Fabrication of Polycaprolactone-Chitosan/Curcumin Polymer Composite Fibers and Evaluation of Their in Vitro Release Kinetic Behavior and Antibacterial-Antifungal Activity

Abstract

Microencapsulation is an attractive method in the production of controlled release and targeted delivery systems and is widely used to increase the bioavailability of antimicrobial molecules.

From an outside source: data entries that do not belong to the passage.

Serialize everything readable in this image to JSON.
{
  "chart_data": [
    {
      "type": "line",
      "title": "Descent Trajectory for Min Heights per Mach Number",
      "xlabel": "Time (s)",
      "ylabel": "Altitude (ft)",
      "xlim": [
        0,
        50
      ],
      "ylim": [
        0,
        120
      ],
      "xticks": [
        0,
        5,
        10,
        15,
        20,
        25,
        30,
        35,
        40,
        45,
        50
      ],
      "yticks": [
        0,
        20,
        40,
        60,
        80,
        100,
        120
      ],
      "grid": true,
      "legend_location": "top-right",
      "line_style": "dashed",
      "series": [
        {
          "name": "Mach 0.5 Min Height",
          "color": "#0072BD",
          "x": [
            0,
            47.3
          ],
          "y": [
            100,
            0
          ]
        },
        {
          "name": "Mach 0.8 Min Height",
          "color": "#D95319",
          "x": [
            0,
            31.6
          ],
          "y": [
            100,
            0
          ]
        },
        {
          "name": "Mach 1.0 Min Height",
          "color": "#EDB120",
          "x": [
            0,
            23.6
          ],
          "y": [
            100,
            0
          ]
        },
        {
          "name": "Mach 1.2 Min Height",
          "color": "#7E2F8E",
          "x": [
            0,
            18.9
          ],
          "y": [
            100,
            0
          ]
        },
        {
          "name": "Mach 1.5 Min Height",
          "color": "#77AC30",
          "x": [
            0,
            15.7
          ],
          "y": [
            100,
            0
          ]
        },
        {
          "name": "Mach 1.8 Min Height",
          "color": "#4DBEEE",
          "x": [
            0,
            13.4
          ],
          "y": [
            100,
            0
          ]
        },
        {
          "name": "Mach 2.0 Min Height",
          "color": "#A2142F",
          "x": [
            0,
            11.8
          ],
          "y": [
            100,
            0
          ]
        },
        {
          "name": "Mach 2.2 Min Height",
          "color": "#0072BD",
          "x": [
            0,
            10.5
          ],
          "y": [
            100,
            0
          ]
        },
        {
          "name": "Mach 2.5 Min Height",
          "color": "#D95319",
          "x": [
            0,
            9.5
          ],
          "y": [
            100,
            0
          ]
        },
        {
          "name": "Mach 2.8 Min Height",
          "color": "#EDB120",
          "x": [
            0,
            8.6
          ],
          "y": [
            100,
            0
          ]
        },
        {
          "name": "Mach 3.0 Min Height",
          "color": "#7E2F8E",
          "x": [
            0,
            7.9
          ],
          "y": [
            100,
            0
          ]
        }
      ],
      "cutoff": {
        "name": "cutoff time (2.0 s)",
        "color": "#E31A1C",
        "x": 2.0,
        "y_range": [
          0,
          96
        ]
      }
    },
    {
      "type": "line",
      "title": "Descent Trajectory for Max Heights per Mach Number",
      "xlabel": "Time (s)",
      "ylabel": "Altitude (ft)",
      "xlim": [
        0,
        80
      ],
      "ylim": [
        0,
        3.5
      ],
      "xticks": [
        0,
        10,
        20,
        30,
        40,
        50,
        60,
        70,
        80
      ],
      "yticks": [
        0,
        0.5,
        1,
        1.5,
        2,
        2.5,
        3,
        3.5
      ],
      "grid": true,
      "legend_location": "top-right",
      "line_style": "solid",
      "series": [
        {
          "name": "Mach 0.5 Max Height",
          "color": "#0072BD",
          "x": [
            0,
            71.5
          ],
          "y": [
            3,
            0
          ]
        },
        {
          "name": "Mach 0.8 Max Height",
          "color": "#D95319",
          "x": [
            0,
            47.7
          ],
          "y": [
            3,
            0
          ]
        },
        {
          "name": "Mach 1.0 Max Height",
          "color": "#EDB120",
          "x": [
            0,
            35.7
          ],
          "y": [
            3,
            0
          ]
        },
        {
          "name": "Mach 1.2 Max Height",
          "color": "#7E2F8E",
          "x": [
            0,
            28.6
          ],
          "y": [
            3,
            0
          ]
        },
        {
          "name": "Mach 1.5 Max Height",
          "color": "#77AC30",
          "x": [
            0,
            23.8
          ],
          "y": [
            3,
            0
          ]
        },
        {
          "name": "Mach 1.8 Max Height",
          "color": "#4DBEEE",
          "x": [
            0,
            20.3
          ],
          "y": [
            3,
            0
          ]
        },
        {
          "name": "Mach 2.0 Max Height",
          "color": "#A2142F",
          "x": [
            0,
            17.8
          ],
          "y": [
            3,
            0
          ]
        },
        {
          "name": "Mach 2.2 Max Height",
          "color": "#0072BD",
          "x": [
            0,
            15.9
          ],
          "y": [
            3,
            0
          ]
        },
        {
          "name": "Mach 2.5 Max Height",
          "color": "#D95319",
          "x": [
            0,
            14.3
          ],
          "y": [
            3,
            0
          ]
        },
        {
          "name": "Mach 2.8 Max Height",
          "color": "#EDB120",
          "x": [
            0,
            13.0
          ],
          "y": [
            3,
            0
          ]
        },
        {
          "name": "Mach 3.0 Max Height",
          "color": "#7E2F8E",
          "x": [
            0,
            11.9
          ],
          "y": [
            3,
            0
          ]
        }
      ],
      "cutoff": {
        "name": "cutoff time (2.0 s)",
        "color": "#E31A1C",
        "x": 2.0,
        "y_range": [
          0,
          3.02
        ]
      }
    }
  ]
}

Chitosan (CS) is commonly used as the wall material of microcapsules and demonstrates antibacterial and antifungal features. In this study, curcumin (CUR) and CS as bioactive substances were loaded in polycaprolactone (PCL) by microencapsulation method. The electrospinning method was used for the production of microencapsulated biomaterials as polymer composite fibers. SEM analysis of polymer composites was performed and the fiber size of PCL-CUR/CS composite fiber was measured as 248.71 ± 98 nm. The bioactive release kinetics correlation coefficient (R2 ) value and mathematical model of the polymer compounds were analyzed as PCL-CS/CUR; 0.98, Zero order, PCL-CUR; 0.93, Korsmeyer-Peppas and PCL-CS; 0.95 Higuchi, respectively. Antifungal activity experiments were performed on the obtained polymer composite fibers and the minimum inhibitory concentrations of PCL-CS, PCL-CUR, and PCL-CS/CUR composite fibers against Aspergillus niger were determined as >5000 ppm, 750 ppm, 2500 ppm, and 2500 ppm, respectively. The minimum inhibitory concentrations of PCL-CS, PCL-CUR, and PCL-CS/CUR against Penicillium digitatum were >5000 ppm, 250 ppm, 1666 ppm, and 1666 ppm, respectively. These results revealed that PCL/-CS/CUR polymer composite fibers may be used as both antifungal and antibacterial bioactive material in tissue engineering applications.